The casting of lots to determine fates and fortunes has a long history (see, for example, the Old Testament), but lotteries that award money have been around since the early modern period. Despite the negative reactions that accompanied their initial appearance, state lotteries have become a fixture in the economy. People spend billions of dollars on lottery tickets each year, and governments use them to raise money for many programs. The lottery may not be evil, but it is worth scrutiny, especially given the regressive effect that it has on lower-income groups.
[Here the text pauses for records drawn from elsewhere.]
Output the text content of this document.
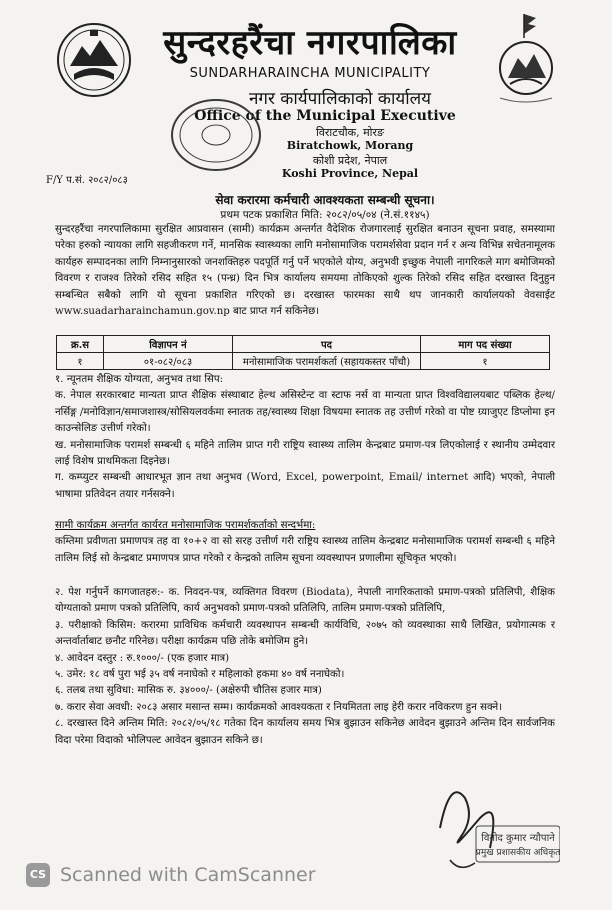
सुन्दरहरैंचा नगरपालिका
SUNDARHARAINCHA MUNICIPALITY
नगर कार्यपालिकाको कार्यालय
Office of the Municipal Executive
विराटचौक, मोरङ
Biratchowk, Morang
कोशी प्रदेश, नेपाल
Koshi Province, Nepal
F/Y प.सं. २०८२/०८३
सेवा करारमा कर्मचारी आवश्यकता सम्बन्धी सूचना।
प्रथम पटक प्रकाशित मिति: २०८२/०५/०४ (ने.सं.११४५)

सुन्दरहरैंचा नगरपालिकामा सुरक्षित आप्रवासन (सामी) कार्यक्रम अन्तर्गत वैदेशिक रोजगारलाई सुरक्षित बनाउन सूचना प्रवाह, समस्यामा परेका हरुको न्यायका लागि सहजीकरण गर्ने, मानसिक स्वास्थ्यका लागि मनोसामाजिक परामर्शसेवा प्रदान गर्न र अन्य विभिन्न सचेतनामूलक कार्यहरु सम्पादनका लागि निम्नानुसारको जनशक्तिहरु पदपूर्ति गर्नु पर्ने भएकोले योग्य, अनुभवी इच्छुक नेपाली नागरिकले माग बमोजिमको विवरण र राजश्व तिरेको रसिद सहित १५ (पन्ध्र) दिन भित्र कार्यालय समयमा तोकिएको शुल्क तिरेको रसिद सहित दरखास्त दिनुहुन सम्बन्धित सबैको लागि यो सूचना प्रकाशित गरिएको छ। दरखास्त फारमका साथै थप जानकारी कार्यालयको वेवसाईट www.suadarharainchamun.gov.np बाट प्राप्त गर्न सकिनेछ।

क्र.स	विज्ञापन नं	पद	माग पद संख्या
१	०१-०८२/०८३	मनोसामाजिक परामर्शकर्ता (सहायकस्तर पाँचौ)	१

१. न्यूनतम शैक्षिक योग्यता, अनुभव तथा सिप:

क. नेपाल सरकारबाट मान्यता प्राप्त शैक्षिक संस्थाबाट हेल्थ असिस्टेन्ट वा स्टाफ नर्स वा मान्यता प्राप्त विश्वविद्यालयबाट पब्लिक हेल्थ/नर्सिङ्ग /मनोविज्ञान/समाजशास्त्र/सोसियलवर्कमा स्नातक तह/स्वास्थ्य शिक्षा विषयमा स्नातक तह उत्तीर्ण गरेको वा पोष्ट ग्र्याजुएट डिप्लोमा इन काउन्सेलिङ उत्तीर्ण गरेको।

ख. मनोसामाजिक परामर्श सम्बन्धी ६ महिने तालिम प्राप्त गरी राष्ट्रिय स्वास्थ्य तालिम केन्द्रबाट प्रमाण-पत्र लिएकोलाई र स्थानीय उम्मेदवार लाई विशेष प्राथमिकता दिइनेछ।

ग. कम्प्युटर सम्बन्धी आधारभूत ज्ञान तथा अनुभव (Word, Excel, powerpoint, Email/ internet आदि) भएको, नेपाली भाषामा प्रतिवेदन तयार गर्नसक्ने।

सामी कार्यक्रम अन्तर्गत कार्यरत मनोसामाजिक परामर्शकर्ताको सन्दर्भमा:

कम्तिमा प्रवीणता प्रमाणपत्र तह वा १०+२ वा सो सरह उत्तीर्ण गरी राष्ट्रिय स्वास्थ्य तालिम केन्द्रबाट मनोसामाजिक परामर्श सम्बन्धी ६ महिने तालिम लिई सो केन्द्रबाट प्रमाणपत्र प्राप्त गरेको र केन्द्रको तालिम सूचना व्यवस्थापन प्रणालीमा सूचिकृत भएको।

२. पेश गर्नुपर्ने कागजातहरु:- क. निवदन-पत्र, व्यक्तिगत विवरण (Biodata), नेपाली नागरिकताको प्रमाण-पत्रको प्रतिलिपी, शैक्षिक योग्यताको प्रमाण पत्रको प्रतिलिपि, कार्य अनुभवको प्रमाण-पत्रको प्रतिलिपि, तालिम प्रमाण-पत्रको प्रतिलिपि,

३. परीक्षाको किसिम: करारमा प्राविधिक कर्मचारी व्यवस्थापन सम्बन्धी कार्यविधि, २०७५ को व्यवस्थाका साथै लिखित, प्रयोगात्मक र अन्तर्वार्ताबाट छनौट गरिनेछ। परीक्षा कार्यक्रम पछि तोके बमोजिम हुने।

४. आवेदन दस्तुर : रु.१०००/- (एक हजार मात्र)

५. उमेर: १८ वर्ष पुरा भई ३५ वर्ष ननाघेको र महिलाको हकमा ४० वर्ष ननाघेको।

६. तलब तथा सुविधा: मासिक रु. ३४०००/- (अक्षेरुपी चौतिस हजार मात्र)

७. करार सेवा अवधी: २०८३ असार मसान्त सम्म। कार्यक्रमको आवश्यकता र नियमितता लाइ हेरी करार नविकरण हुन सक्ने।

८. दरखास्त दिने अन्तिम मिति: २०८२/०५/१८ गतेका दिन कार्यालय समय भित्र बुझाउन सकिनेछ आवेदन बुझाउने अन्तिम दिन सार्वजनिक विदा परेमा विदाको भोलिपल्ट आवेदन बुझाउन सकिने छ।

विनोद कुमार न्यौपाने
प्रमुख प्रशासकीय अधिकृत
CS Scanned with CamScanner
Most states have a variety of lotteries, but they all operate with the same basic structure. A commission, a board or an oversight committee is in charge of running the lottery. This group is generally composed of a mix of political appointees and business leaders, with the commissioner or board president acting as an executive leader. A public opinion poll typically precedes the establishment of a new lottery, and the commission or board must also obtain legislative approval.
In addition to the general public, lottery officials must cultivate specific constituencies that include convenience store operators (for whom lotteries are the main source of revenue); lottery suppliers (who frequently make large contributions to state political campaigns); teachers (in states in which a portion of the proceeds is earmarked for education); and state legislators, who have grown used to the extra income generated by the games. Nevertheless, few states have a coherent “lottery policy,” and the decisions that go into establishing a lottery quickly become submerged in the continuing evolution of the industry.